Another year, Carla dreamed up this terrific tutorial for making an arrow, and she combined it with a couple of other blocks, some neutral backgrounds to make this quilt.

MCM May 2014

Here was mine.  This was fun because I was able to use a lot of stash fabrics and it still looks interesting and modern-ish.

MCM5 Feather BlockA feather block, this time for Susan of PatchworknPlay, from *this tutorial* by Anna Maria Horner.   Susan sent us the greige background fabric, and asked us for the two-color combo shown above.

Susan's Feathers

She ended up having some feathers in different sizes (probably because of some printer scaling not set to 100%), but I loved the way she set them all on the diagonal, making this beautiful quilt.

MCM July Bee Block

Inspired by a quilt she saw on Pinterest, one round Susan asked us for brightly colored solids with black background; above is my block.  It took me forever to get her my signature block (I really miss my mind when it wanders) but she waited for me and added it to the back.  Here is the front of her gorgeous quilt:

SusanS Amish Quilt

MCM Block June 2014

Linda of Flourishing Palms asked us for strip-pieced diamonds.  The tricky part is to get the strips going the right way (trust me on this).

Lindas block signature

She also asked us for pink and green “bar” blocks, which she has now used to complete her “Strawberry Fizz and Lime Pop” quilt.

Linda_2quilt

Linda_1quiltdetailA gifted domestic-machine quilter, she has now started to quilt it.  These photos are taken from IG, so aren’t that great, but click on the link to her quilt name and see many more!

MCM August Bee Block

Mary of Molly Flanders asked us for this set of triangles (above) as well as this set of blocks (below), but is planning on making a larger quilt using both, so doesn’t have a grouping to share.

Dec MCM Bee Blocks_2

MCM Aug Block 2 MCM Aug Block 1

These two fun pink Cross-X blocks were for Mary, of Mary on Lake Pulaski.  She turned our blocks into this quilt:

Kolb Cross X

Kolb Union Jacks

And this is her collection of the Union Jack blocks she asked us to make for her.  I won’t tell you where mine is, because even though I ripped it out three times, I still don’t think it was very good.  It looks fine in this grouping, though, proving there is strength in numbers, even if the numbers are quilt blocks.

Deister Block

The final set of blocks and quilts are for Anne Deister, of SpringLeaf Studios.  I loved making Anne’s blocks because I always felt as if I were in on a big secret, as she is a pattern designer and we were helping her figure out, and pattern test, her designs.  So here’s one set of blocks, above, which turned into the quilt top below:

Deister Matrix scrappy

Deister Mtrix2 blogWhich she then refined, and made up in her stash, turning out this beauty, above.

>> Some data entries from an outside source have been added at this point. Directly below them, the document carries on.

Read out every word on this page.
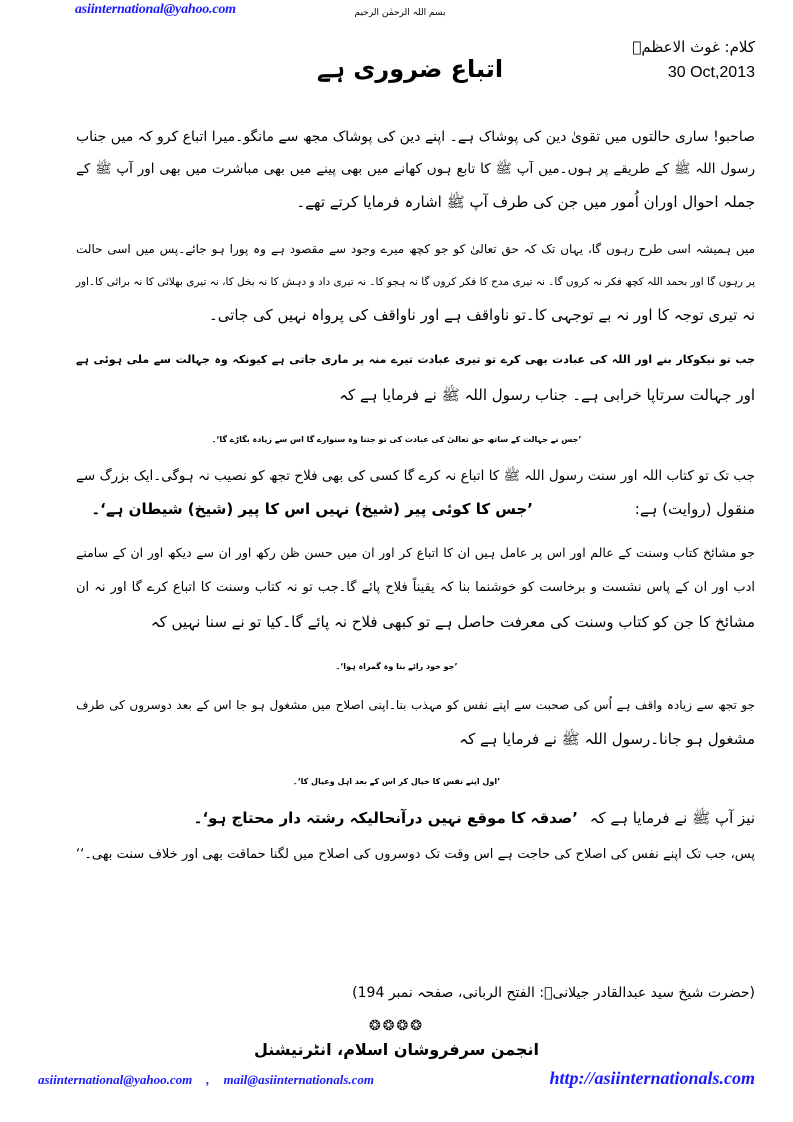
asiinternational@yahoo.com	بسم اللہ الرحمٰن الرحیم
کلام: غوث الاعظمؓ
30 Oct,2013
اتباع ضروری ہے
صاحبو! ساری حالتوں میں تقویٰ دین کی پوشاک ہے۔ اپنے دین کی پوشاک مجھ سے مانگو۔میرا اتباع کرو کہ میں جناب
رسول اللہ ﷺ کے طریقے پر ہوں۔میں آپ ﷺ کا تابع ہوں کھانے میں بھی پینے میں بھی مباشرت میں بھی اور آپ ﷺ کے
جملہ احوال اوران اُمور میں جن کی طرف آپ ﷺ اشارہ فرمایا کرتے تھے۔
میں ہمیشہ اسی طرح رہوں گا، یہاں تک کہ حق تعالیٰ کو جو کچھ میرے وجود سے مقصود ہے وہ پورا ہو جائے۔پس میں اسی حالت
پر رہوں گا اور بحمد اللہ کچھ فکر نہ کروں گا۔ نہ تیری مدح کا فکر کروں گا نہ ہجو کا۔ نہ تیری داد و دہش کا نہ بخل کا، نہ تیری بھلائی کا نہ برائی کا۔اور
نہ تیری توجہ کا اور نہ بے توجہی کا۔تو ناواقف ہے اور ناواقف کی پرواہ نہیں کی جاتی۔
جب تو نیکوکار بنے اور اللہ کی عبادت بھی کرے تو تیری عبادت تیرے منہ پر ماری جاتی ہے کیونکہ وہ جہالت سے ملی ہوئی ہے
اور جہالت سرتاپا خرابی ہے۔ جناب رسول اللہ ﷺ نے فرمایا ہے کہ
’جس نے جہالت کے ساتھ حق تعالیٰ کی عبادت کی تو جتنا وہ سنوارے گا اس سے زیادہ بگاڑے گا‘۔
جب تک تو کتاب اللہ اور سنت رسول اللہ ﷺ کا اتباع نہ کرے گا کسی کی بھی فلاح تجھ کو نصیب نہ ہوگی۔ایک بزرگ سے
منقول (روایت) ہے:
’جس کا کوئی پیر (شیخ) نہیں اس کا پیر (شیخ) شیطان ہے‘۔
جو مشائخ کتاب وسنت کے عالم اور اس پر عامل ہیں ان کا اتباع کر اور ان میں حسن ظن رکھ اور ان سے دیکھ اور ان کے سامنے
ادب اور ان کے پاس نشست و برخاست کو خوشنما بنا کہ یقیناً فلاح پائے گا۔جب تو نہ کتاب وسنت کا اتباع کرے گا اور نہ ان
مشائخ کا جن کو کتاب وسنت کی معرفت حاصل ہے تو کبھی فلاح نہ پائے گا۔کیا تو نے سنا نہیں کہ
’جو خود رائے بنا وہ گمراہ ہوا‘۔
جو تجھ سے زیادہ واقف ہے اُس کی صحبت سے اپنے نفس کو مہذب بنا۔اپنی اصلاح میں مشغول ہو جا اس کے بعد دوسروں کی طرف
مشغول ہو جانا۔رسول اللہ ﷺ نے فرمایا ہے کہ
’اول اپنے نفس کا خیال کر اس کے بعد اہل وعیال کا‘۔
نیز آپ ﷺ نے فرمایا ہے کہ
’صدقہ کا موقع نہیں درآنحالیکہ رشتہ دار محتاج ہو‘۔
پس، جب تک اپنے نفس کی اصلاح کی حاجت ہے اس وقت تک دوسروں کی اصلاح میں لگنا حماقت بھی اور خلاف سنت بھی۔‘‘
(حضرت شیخ سید عبدالقادر جیلانیؒ: الفتح الربانی، صفحہ نمبر 194)
❂❂❂❂
انجمن سرفروشان اسلام، انٹرنیشنل
asiinternational@yahoo.com , mail@asiinternationals.com	http://asiinternationals.com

She calls it Matrix, and it should be released soon (she gave me permission to post these photos).  It was easy to make, and fun to see the finished product.

2014 MCM October

And then this block turned into this terrific quilt:

Deister tumble flat

Anne calls this Tumble, and again, the pattern should be released soon.  We’ll probably do a blog hop/giveaway, so I’ll keep you posted.

Deister tumbler bedroomShe has an artist’s eye for staging her quilts.  I love this photo.

So that’s it for the originals.  We have had some leave our group, and some newbies join us, which I have written about as I’ve made their blocks.  It’s been a rewarding experience working with all these women!